Nevertheless, in 2019, with strong industry backing, Senators Chris Coons (D-Del) and Thom Tillis (R-NC) drafted a bill
that would have overridden all judicial decisions limiting the patentability of natural phenomena and laws of nature. This legislation would once again have permitted the patenting of natural substances and genomic sequences such as the human BRCA genes, the SARS-CoV-2 virus, and other natural products that are rightfully in the public domain.
The Coons-Tillis legislation did not advance in 2019, after opposition was voiced
by a range of advocacy groups, Nobel Laureates
, and private companies. However, a group of legislators, industry representatives and patent lawyers have again escalated the campaign to revive gene patenting. Recently, at the request of Senators Tillis, Coons and others, the Patent Office issued a request for public input
on how current law has “impacted investment and innovation, particularly in critical technologies like … precision medicine, diagnostic methods, and pharmaceutical treatments.”
This effort seems designed to create a public record of opposition to the Supreme Court’s ban on patents covering natural phenomena. It is likely that patent advocates will point to this public input to blame insufficient patent protection for flagging investment, declining innovation, and the loss of ground to foreign competition.

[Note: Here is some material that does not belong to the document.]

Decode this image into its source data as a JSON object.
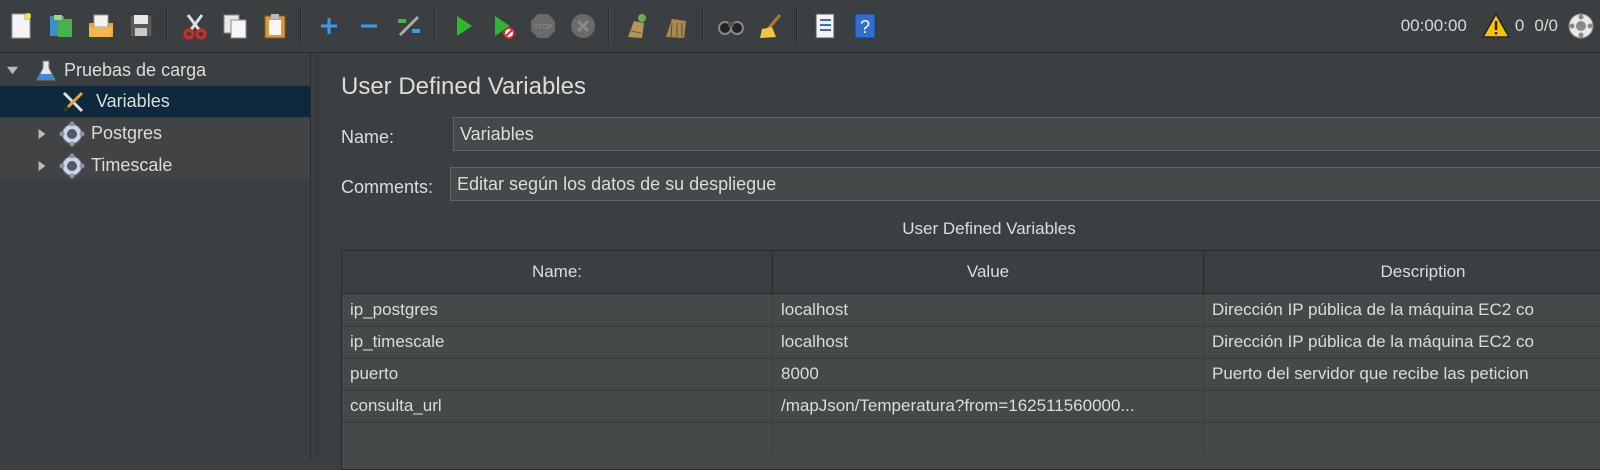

But this is not the case. Contrary to the pro-patenting narrative that’s likely to emerge, the patent laws were never intended to allow private companies to control the use of substances found within nature. The ban on these patents has resulted in dramatically lower pricing for diagnostic tests
as well as unprecedented global research cooperation on Covid-19 and other diseases. And, contrary to the patent narrative, investment in the biotechnology sector has grown substantially
in recent years. Congress should remember the hard lessons that we have learned over the years, including through the Covid-19 pandemic: A return to the days of patenting genes and other products of nature would enrich a few companies and lawyers at the expense of public health and human life.